Joh*_*ark 9 oracle security database saas
我工作的那家小公司的领导层对 SaaS 感到非常兴奋,并正在将我们的产品推向 SaaS 部署 - 我对此感到担忧,因为产品的部分功能基于用户能够使用商业智能针对应用程序的底层数据库编写报告的工具。
当我问到我们计划如何在 SaaS 模型中提供该功能时,我得到了茫然的目光,回答很简单,我们将在互联网上公开数据库服务器,并允许人们查询数据库,就好像它在其中运行一样他们的公司网络。
这吓坏了我,但我不知道我是否只是偏执,或者是否有重要的理由担心。
所以我的问题是:是否可以适当地加强 Oracle 数据库服务器的安全性,以便我们不需要担心它会暴露在 Internet 上的事实?如果是这样,我应该研究哪些资源来学习做到这一点?该数据库将存储我们的客户不想向全世界公开的专有信息,但将这一功能置于 VPN 之后的提议已被明确拒绝。
我对强化 oracle 数据库的搜索几乎包含了“永远不要在防火墙上戳一个洞”这样的语句,所以这里的正确答案可能是“尽快更新你的简历”,但我感谢您提供的任何建议。
与经常暴露于 world+dog 的其他一些服务相比,暴露数据库并不是一个真正的大问题......除了它是一个复杂的系统,具有许多潜在的漏洞,包括权限升级。我会确保您不会将数据库暴露给公共查询并在需要 SSL 的情况下运行等。我会说这是可能的,但是,是的,您应该是偏执的,并且应该为面向公众的人维护一个单独的数据库安装。如果您的公司不愿意为此支付许可费用,是的,skedaddle。

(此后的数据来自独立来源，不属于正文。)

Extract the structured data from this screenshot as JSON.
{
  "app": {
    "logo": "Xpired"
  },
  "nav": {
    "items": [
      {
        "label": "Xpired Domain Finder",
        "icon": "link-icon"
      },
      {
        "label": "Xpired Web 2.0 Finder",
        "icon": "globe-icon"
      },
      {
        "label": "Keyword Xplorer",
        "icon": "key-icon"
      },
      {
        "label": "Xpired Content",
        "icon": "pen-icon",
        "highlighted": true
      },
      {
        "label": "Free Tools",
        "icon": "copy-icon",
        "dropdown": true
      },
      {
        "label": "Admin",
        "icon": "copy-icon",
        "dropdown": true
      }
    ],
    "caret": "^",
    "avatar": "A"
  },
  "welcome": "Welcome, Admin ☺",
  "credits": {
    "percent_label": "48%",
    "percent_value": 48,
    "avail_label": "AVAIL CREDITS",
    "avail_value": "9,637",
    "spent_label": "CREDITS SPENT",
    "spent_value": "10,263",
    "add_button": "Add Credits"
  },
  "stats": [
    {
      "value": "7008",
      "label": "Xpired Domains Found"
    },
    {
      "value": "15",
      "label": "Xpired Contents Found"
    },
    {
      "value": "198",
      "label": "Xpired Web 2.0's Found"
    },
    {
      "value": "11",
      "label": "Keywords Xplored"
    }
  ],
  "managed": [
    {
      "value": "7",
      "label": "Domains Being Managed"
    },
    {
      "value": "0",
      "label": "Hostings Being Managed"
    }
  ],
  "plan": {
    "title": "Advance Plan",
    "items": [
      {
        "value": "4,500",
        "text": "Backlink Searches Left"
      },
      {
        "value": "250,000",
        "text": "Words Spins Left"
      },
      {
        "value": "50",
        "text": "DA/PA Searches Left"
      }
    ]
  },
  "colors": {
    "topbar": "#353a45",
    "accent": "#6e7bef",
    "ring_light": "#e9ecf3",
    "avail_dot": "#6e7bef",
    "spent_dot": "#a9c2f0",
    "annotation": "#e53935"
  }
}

从客户/支持方面来看,如果客户的 ISP 阻止某些类型的端口或流量,直接连接到数据库可能会出现问题。
在 SaaS 模型中,您通常希望程序员做的是编写可以从应用程序查询的 API。这种性质的 API 通常通过 https 运行,并在 HTTP 响应中向应用程序提供数据。额外的好处:它可以在 web 工作的任何地方工作,使用 memcached 或其他缓存技术缓存结果集以减少数据库服务器上的负载非常容易,并且 http auth 得到了很好的支持和测试。